Chullo ou ch'ullu, le bonnet péruvien emblème de la culture andine

Le Chullo, l’emblème du Pérou

Couvre-chef ancestral originaire des hauts-plateaux andins, il est indisociabe de la culture péruvienne.

Chullos, Musée des Arts et Traditions Populaires

Le chullo, ou ch’ullu en langue quechua, est un couvre-chef péruvien ancestral. Il est issu des hauts plateaux, plus précisément des régions de Huancavelica, Ayacucho, Cusco et Puno, où le froid est virulent. Ce bonnet tricoté muni de cache-oreilles permet d’avoir la tête bien protégé. Il est réalisé à partir de laine de lama, d’alpaga ou de mouton et arbore le plus souvent des dessins colorés et des motifs andins.

Son origine reste indéfinie. Il s’agirait d’un objet métissé, mélange du chapeau à quatre pointes de la culture Huari et du birrete, ou bonnet espagnol apporté par les conquistadores. Ces derniers ont introduit au Pérou trois techniques de tissage nouvelles : le crochet, la dentelle, et le tricot grâce auquel sont élaborés les chullos.

Bonnets péruviens ou chullos

D’après des vestiges retrouvés dans le village colonial de Magdalena de Cao Viejo près de Trujillo, on estime qu’au Pérou la technique du tricot remonte aux années 1570. Cependant certains nient cette version et affirment que l’origine du chullo est préhispanique et que la technique dite « circulaire » était celle utilisée pour la confection, bien avant l’arrivée des espagnols.

Aujourd’hui la fabrication de chullo traditionnel combine ces deux techniques. On utilise 5 aiguilles que l’on positionne de façon circulaire selon la circonférence que l’on souhaite donner au bonnet, puis on unit les points pour former une sorte de tube allongé.

Ch’ullu, Pérou

Il existe des milliers de chullos de toutes les formes, de toutes les couleurs  et de toutes les tailles, chaque région possédant des caractéristiques représentatives des coutumes et traditions locales. La décoration varie également selon la zone géographique, elle a évolué au fil des années avec l’incorporation de nouveaux matériaux. Les localités cusqueñas de Quispicanchi, Lauramarca, Pisac, Tinta, Calcas, Sicuani, Ocongate et Ausangate se distinguent par la qualité et la variété de leurs chullos, allant du plus sobre au plus richement décoré : boutons, perles, rubans, pompons…

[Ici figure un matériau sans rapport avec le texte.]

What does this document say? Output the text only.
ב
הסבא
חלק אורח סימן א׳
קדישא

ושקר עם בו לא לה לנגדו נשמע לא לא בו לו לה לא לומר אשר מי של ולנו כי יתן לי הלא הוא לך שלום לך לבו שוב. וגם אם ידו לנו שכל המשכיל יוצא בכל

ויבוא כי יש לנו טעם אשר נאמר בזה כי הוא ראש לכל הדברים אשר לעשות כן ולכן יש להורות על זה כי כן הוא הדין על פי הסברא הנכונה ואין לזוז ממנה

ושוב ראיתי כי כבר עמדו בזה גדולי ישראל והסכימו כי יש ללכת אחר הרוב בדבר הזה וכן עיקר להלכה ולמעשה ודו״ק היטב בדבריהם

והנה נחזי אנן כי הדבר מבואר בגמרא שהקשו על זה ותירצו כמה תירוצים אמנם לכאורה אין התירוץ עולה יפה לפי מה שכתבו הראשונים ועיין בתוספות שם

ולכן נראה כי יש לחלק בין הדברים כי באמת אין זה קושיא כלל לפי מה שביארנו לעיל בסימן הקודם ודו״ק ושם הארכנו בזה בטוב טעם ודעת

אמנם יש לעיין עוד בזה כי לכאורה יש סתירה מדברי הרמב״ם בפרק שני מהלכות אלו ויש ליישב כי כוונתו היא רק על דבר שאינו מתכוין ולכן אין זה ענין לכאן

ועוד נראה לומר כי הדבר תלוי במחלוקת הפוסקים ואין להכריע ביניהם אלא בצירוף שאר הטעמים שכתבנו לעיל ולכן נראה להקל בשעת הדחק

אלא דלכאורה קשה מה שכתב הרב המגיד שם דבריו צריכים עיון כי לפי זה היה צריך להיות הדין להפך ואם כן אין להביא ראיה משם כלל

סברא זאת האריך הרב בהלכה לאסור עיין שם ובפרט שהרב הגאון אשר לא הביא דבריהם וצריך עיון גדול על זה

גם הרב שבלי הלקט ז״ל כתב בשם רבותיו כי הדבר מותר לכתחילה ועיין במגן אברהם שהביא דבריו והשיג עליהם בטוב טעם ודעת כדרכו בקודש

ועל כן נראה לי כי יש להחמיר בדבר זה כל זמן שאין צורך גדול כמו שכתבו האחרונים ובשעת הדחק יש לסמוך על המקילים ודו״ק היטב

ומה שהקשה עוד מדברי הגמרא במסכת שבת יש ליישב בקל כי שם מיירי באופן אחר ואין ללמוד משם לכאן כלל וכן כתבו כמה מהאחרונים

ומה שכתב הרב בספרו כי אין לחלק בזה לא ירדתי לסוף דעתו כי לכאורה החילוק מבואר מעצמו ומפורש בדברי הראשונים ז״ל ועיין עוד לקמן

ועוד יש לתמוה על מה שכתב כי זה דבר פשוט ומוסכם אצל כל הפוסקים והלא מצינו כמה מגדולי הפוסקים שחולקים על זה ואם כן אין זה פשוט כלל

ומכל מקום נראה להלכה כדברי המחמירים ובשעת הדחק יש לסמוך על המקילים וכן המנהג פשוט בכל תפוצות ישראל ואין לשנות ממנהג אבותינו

Différentes formes de chullos

L’iconographie occupe une place très importante dans l’élaboration du ch’ullu. Depuis l’ère préhispanique certains motifs ont traversé les âges. On distingue les configurations géométriques : croix, étoiles, escaliers, zigzags, etc… Mais on rencontre également des symboles stylisés représentant la nature : oiseaux, félins, serpents, camélidés, plantes. Toutes ces formes sont dotées d’une signification, elles  peuvent représenter les champs de cultures, l’eau (symbole de la vie), ou encore les différents aspects de la cosmovision andine.

Chullo de cérémonie

Le ch’ullu est avant tout un attribut masculin, tant dans la confection que dans l’usage. Sur l’île de Taquile, dans la région du Lac Titicaca, les jeunes garçons commencent l’apprentissage des techniques de tissage dès l’âge de cinq ans, guidés par leur père. Les enfants le portent également et les jeunes filles seulement jusqu’à l’âge de la puberté.  Il peut être surmonté d’un chapeau et indique le statut social et civil (célibataire, en concubinage, marié) notamment grâce aux combinaisons de couleurs utilisées. Il indique également l’ethnie, le lieu d’origine et le métier exercé.  Il permet de différencier le commun des villageois des chamans et autres autorités de la culture andine.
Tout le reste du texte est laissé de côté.